Unsere kleine Nachahmerin las nun dankbar und glücklich, was ihr die Besucher ins Gästebuch schrieben. Soviel Lob und Zuspruch hatte sie ihr Lebtag nicht bekommen, und endlich fühlte sie sich zufrieden und anerkannt.

Dummerweise kam ihre wunderbare und großartige Aktion auch denen zu Ohren, die im ersten Wohltätigkeitsnetz aktiv gewesen waren. Es tauchten plötzlich unangenehme Bemerkungen auf an den Orten, wo sie alle Strickerinnen einlud, ihre wunderbare und großartige Website zu besuchen. Es kamen peinliche Fragen, woher denn wohl die schönen Anleitungen eigentlich stammten. Aber die kleine Person war nicht gewillt, all das Lob und die Bewunderung einfach aufzugeben und behauptete keck, wer hier peinliche Fragen stelle und unangenehme Bemerkungen mache, sei nur neidisch auf ihren wunderbaren und großartigen Erfolg.

Ich weiß nicht, ob diese Geschichte hier zu Ende ist oder ob sie noch weitergeht. Ich kann Euch nur sagen, daß sie wahr ist. Vielleicht ist sie der Beweis dafür, daß Frechheit siegt, der Zweck tatsächlich die Mittel heiligt und manche Menschen eben so wenig liebgehabt werden, daß sie ihr Geltungsbedürfnis auf andere Weise befriedigen müssen.
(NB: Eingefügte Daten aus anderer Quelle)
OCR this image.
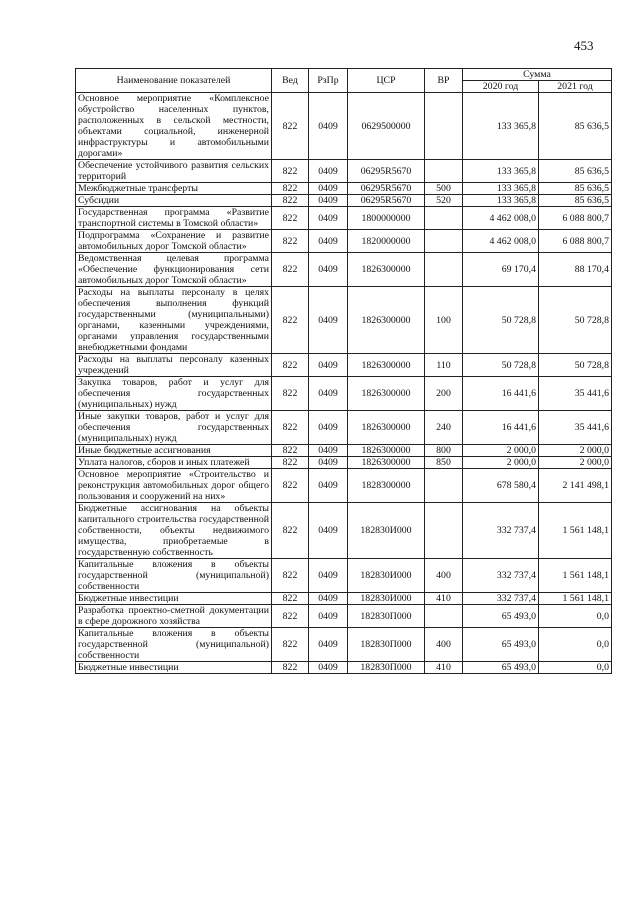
453
Наименование показателей	Вед	РзПр	ЦСР	ВР	Сумма	
					2020 год	2021 год
Основное мероприятие «Комплексное обустройство населенных пунктов, расположенных в сельской местности, объектами социальной, инженерной инфраструктуры и автомобильными дорогами»	822	0409	0629500000		133 365,8	85 636,5
Обеспечение устойчивого развития сельских территорий	822	0409	06295R5670		133 365,8	85 636,5
Межбюджетные трансферты	822	0409	06295R5670	500	133 365,8	85 636,5
Субсидии	822	0409	06295R5670	520	133 365,8	85 636,5
Государственная программа «Развитие транспортной системы в Томской области»	822	0409	1800000000		4 462 008,0	6 088 800,7
Подпрограмма «Сохранение и развитие автомобильных дорог Томской области»	822	0409	1820000000		4 462 008,0	6 088 800,7
Ведомственная целевая программа «Обеспечение функционирования сети автомобильных дорог Томской области»	822	0409	1826300000		69 170,4	88 170,4
Расходы на выплаты персоналу в целях обеспечения выполнения функций государственными (муниципальными) органами, казенными учреждениями, органами управления государственными внебюджетными фондами	822	0409	1826300000	100	50 728,8	50 728,8
Расходы на выплаты персоналу казенных учреждений	822	0409	1826300000	110	50 728,8	50 728,8
Закупка товаров, работ и услуг для обеспечения государственных (муниципальных) нужд	822	0409	1826300000	200	16 441,6	35 441,6
Иные закупки товаров, работ и услуг для обеспечения государственных (муниципальных) нужд	822	0409	1826300000	240	16 441,6	35 441,6
Иные бюджетные ассигнования	822	0409	1826300000	800	2 000,0	2 000,0
Уплата налогов, сборов и иных платежей	822	0409	1826300000	850	2 000,0	2 000,0
Основное мероприятие «Строительство и реконструкция автомобильных дорог общего пользования и сооружений на них»	822	0409	1828300000		678 580,4	2 141 498,1
Бюджетные ассигнования на объекты капитального строительства государственной собственности, объекты недвижимого имущества, приобретаемые в государственную собственность	822	0409	182830И000		332 737,4	1 561 148,1
Капитальные вложения в объекты государственной (муниципальной) собственности	822	0409	182830И000	400	332 737,4	1 561 148,1
Бюджетные инвестиции	822	0409	182830И000	410	332 737,4	1 561 148,1
Разработка проектно-сметной документации в сфере дорожного хозяйства	822	0409	182830П000		65 493,0	0,0
Капитальные вложения в объекты государственной (муниципальной) собственности	822	0409	182830П000	400	65 493,0	0,0
Бюджетные инвестиции	822	0409	182830П000	410	65 493,0	0,0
10 Gedanken zu „Der Zweck heiligt die Mittel“

  1. Wunderschön geschrieben und leider sehr wahr! Das kann ich nur bestätigen und finde es immer wieder traurig, wie sich manche Menschen mit den Federn anderer Leute schmücken müssen, um selbst mal ein bisschen im Vordergrund zu stehen.
    Danke für den wahren Bericht!
    Luna

  2. Über Luna habe ich hierher gefunden und finde es beschämend, dass so etwas passiert bzw. dass sich jemand so etwas überhaupt erlaubt. Allmählich habe ich den Eindruck, nachdem ich solches schon mehrmals in verschiedenen Foren gelesen habe, dass einigen Leuten nötiges Feingefühl fehlt.

  3. ein trauriges,gemeinsames ,aber leider auch wahres Kapitel in der Geschichte der Wohltätigkeit hast Du zu einer sehr schönen Geschichte zusammengeschrieben.
    Ich wünschte mir,das die Beischeidenheit wieder Herr wird über die Geltungssucht…

  4. Hallo,

    auch ich habe über Lunas Blog hiervon erfahren. Es ist scheinbar wirklich so, dass die Dreistigkeit siegt. Ich verstehe und will vor allem nicht verstehen, wie jemand sooooo futterneidisch sein kann und eine gute Sache a) zu hintertreiben und b) für das eigene Ego zu missbrauchen.

    Es ist doch so, dass selbst jene, die liebend gerne bei den Wohltätigkeitaktionen mitmachen würden, davor zurückschrecken, wenn es immer wieder zu solchen Aktionen kommt.

    Man kann wirklich nur den Kopf schütteln.